Moose Hill Journal is two years old!
I just read the first post on the Moose Hill Journal written two years ago and I am quite surprised that this effort has turned out much the way I had imagined it on that early spring day in 2006. I still can’t explain exactly why I felt a need to walk and sit in the open to explore nature and explore my thoughts. Most likely, it was just my version of a mid-life crisis; another case of Boomer navel-gazing. I had recently passed 50 and my wife and I were rather new empty-nesters. I felt an urge to reflect on my life – what it was supposed to be, what it had become, and where it might be headed. I wanted to reconnect with the outdoors. Life in the woods had been such a vital part of my identity as a youth and I had let that part of my life slip away. I wanted that part of me back.

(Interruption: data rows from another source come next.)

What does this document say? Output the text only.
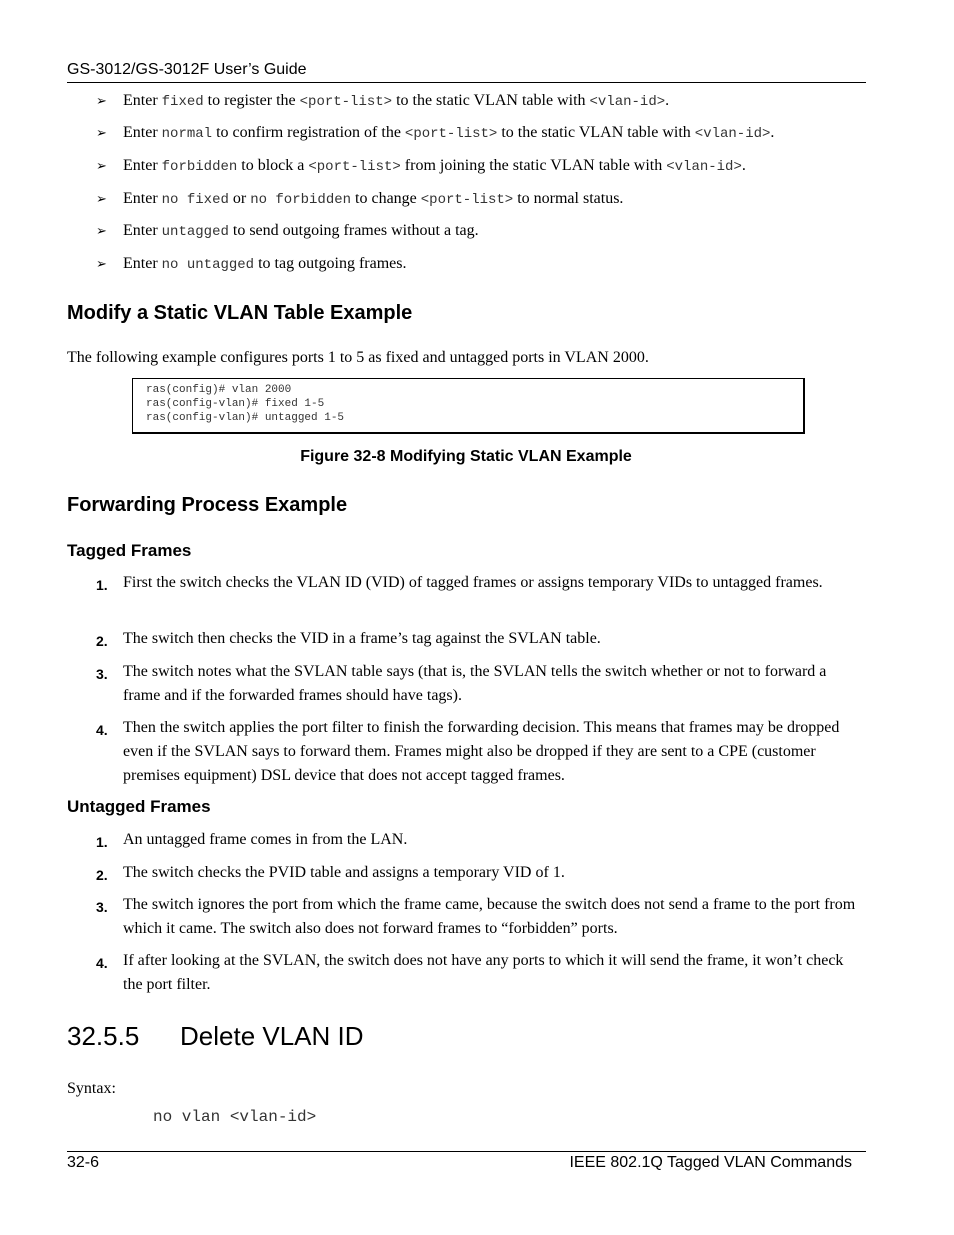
GS-3012/GS-3012F User’s Guide
➢ Enter fixed to register the <port-list> to the static VLAN table with <vlan-id>.
➢ Enter normal to confirm registration of the <port-list> to the static VLAN table with <vlan-id>.
➢ Enter forbidden to block a <port-list> from joining the static VLAN table with <vlan-id>.
➢ Enter no fixed or no forbidden to change <port-list> to normal status.
➢ Enter untagged to send outgoing frames without a tag.
➢ Enter no untagged to tag outgoing frames.
Modify a Static VLAN Table Example
The following example configures ports 1 to 5 as fixed and untagged ports in VLAN 2000.
ras(config)# vlan 2000
ras(config-vlan)# fixed 1-5
ras(config-vlan)# untagged 1-5
Figure 32-8 Modifying Static VLAN Example
Forwarding Process Example
Tagged Frames
1. First the switch checks the VLAN ID (VID) of tagged frames or assigns temporary VIDs to untagged frames.
2. The switch then checks the VID in a frame’s tag against the SVLAN table.
3. The switch notes what the SVLAN table says (that is, the SVLAN tells the switch whether or not to forward a frame and if the forwarded frames should have tags).
4. Then the switch applies the port filter to finish the forwarding decision. This means that frames may be dropped even if the SVLAN says to forward them. Frames might also be dropped if they are sent to a CPE (customer premises equipment) DSL device that does not accept tagged frames.
Untagged Frames
1. An untagged frame comes in from the LAN.
2. The switch checks the PVID table and assigns a temporary VID of 1.
3. The switch ignores the port from which the frame came, because the switch does not send a frame to the port from which it came. The switch also does not forward frames to “forbidden” ports.
4. If after looking at the SVLAN, the switch does not have any ports to which it will send the frame, it won’t check the port filter.
32.5.5 Delete VLAN ID
Syntax:
no vlan <vlan-id>
32-6	IEEE 802.1Q Tagged VLAN Commands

I can thank Julie Zickefoose (See sidebar.) for a big part of the inspiration. I heard her NPR commentary on blogging just a few days before I had that first breakfast on the hill. I found her blog and a whole new world was opened to me. Not only was I moved by her stories, photos and art, but by following her links I discovered a web of connections among dozens of thoughtful and talented souls. When I was thinking about how I should record my Moose Hill observations, a blog seemed like the perfect medium.
I am surprised that I’ve kept at it this long. I suspect that one day I’ll just stop. Perhaps I’ll simply exhaust the supply of things I feel like talking about. Maybe all the walks will start feeling the same and offer no new surprises. Or, maybe I’ll wake up one day and ask: What’s the point? For now, a new season is arriving and I want to be there to watch.

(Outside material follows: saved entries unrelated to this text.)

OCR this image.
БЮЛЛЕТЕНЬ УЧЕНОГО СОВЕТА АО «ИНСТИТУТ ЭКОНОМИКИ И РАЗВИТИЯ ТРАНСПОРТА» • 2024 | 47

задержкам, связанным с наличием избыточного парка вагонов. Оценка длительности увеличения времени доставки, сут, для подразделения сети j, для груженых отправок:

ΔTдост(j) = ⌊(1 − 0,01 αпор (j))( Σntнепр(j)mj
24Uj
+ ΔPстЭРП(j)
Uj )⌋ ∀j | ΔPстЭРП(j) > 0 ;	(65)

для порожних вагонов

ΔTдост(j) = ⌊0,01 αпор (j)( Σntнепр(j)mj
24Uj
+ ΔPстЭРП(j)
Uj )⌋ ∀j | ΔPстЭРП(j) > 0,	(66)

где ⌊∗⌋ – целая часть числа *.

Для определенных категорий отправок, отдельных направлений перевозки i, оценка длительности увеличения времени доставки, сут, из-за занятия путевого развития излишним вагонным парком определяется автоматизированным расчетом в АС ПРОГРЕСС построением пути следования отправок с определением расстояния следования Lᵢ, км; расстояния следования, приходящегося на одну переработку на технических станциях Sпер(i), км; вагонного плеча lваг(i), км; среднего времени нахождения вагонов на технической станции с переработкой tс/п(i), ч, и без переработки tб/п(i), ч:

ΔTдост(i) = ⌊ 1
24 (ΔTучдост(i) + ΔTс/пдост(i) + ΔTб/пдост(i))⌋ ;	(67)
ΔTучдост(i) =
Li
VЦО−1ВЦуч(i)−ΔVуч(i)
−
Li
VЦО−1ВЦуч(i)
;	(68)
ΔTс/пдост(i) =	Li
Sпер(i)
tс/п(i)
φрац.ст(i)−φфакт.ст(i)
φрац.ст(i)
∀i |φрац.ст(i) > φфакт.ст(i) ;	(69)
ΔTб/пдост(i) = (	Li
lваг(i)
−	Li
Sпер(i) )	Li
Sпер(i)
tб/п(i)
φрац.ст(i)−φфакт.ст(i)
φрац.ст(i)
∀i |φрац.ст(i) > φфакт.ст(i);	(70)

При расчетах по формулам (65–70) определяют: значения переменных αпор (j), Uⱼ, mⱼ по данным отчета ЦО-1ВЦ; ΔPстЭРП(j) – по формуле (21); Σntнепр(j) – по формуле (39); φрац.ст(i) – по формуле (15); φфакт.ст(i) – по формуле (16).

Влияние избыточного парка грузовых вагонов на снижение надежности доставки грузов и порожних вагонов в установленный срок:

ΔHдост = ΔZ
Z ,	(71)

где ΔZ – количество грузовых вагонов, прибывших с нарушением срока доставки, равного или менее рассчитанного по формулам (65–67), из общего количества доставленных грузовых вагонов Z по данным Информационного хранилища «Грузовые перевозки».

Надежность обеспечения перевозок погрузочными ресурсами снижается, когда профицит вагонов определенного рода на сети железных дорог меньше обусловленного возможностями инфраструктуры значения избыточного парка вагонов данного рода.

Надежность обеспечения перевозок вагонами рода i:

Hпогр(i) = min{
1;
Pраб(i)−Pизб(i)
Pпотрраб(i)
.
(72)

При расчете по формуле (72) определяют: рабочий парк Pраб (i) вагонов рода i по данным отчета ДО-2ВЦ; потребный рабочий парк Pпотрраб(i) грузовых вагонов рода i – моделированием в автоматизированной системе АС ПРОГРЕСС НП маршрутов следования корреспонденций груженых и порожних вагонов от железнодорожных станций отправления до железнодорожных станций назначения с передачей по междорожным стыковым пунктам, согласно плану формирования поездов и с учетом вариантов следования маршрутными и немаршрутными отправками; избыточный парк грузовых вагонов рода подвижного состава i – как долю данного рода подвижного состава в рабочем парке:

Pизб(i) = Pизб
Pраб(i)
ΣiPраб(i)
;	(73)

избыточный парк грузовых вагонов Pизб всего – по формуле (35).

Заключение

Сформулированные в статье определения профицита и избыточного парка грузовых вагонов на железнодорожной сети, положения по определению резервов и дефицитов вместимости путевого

I’m also surprised at how quickly and thoroughly this blogging experience has become an important part of my life. I spend a lot of time thinking about my time in the woods and about things I might want to write about. I’m constantly scanning my thoughts and experiences for post topics. I think of it as exercise for an ageing brain. My wife likes to do sudoku puzzles. I ponder essay topics. I’m always thinking about my next trip to the Hill; where I might go and what I might see. In a way, for me, Moose Hill has become more than a geographic location. It has become something of a state of mind. Maybe if I keep this up for a few more years, I’ll be able to explain what that means.
Finally, I want to thank my readers. These days, I get about ten hits a day and most of those are click-throughs of people searching for something like information on “cheap tequila.” A typical post might attract five comments. About ten is the most I can hope for. I benefit from low expectations so I have learned not to dwell on or obsess about these things, but I value readers and their input. To the handful of readers who read and comment regularly: Thank you. Knowing that you read my posts helps keep me going. I try to return the favor and I truly enjoy the windows into your world that you open with blogs of your own. To those who may read but don’t comment: Don’t be shy! I want to know who you are, where you are, and what’s on your mind.
Well, the sap has been rising, the peepers are peeping and the timberdoodles are peenting. It’s time to go for a walk. Won’t you come along?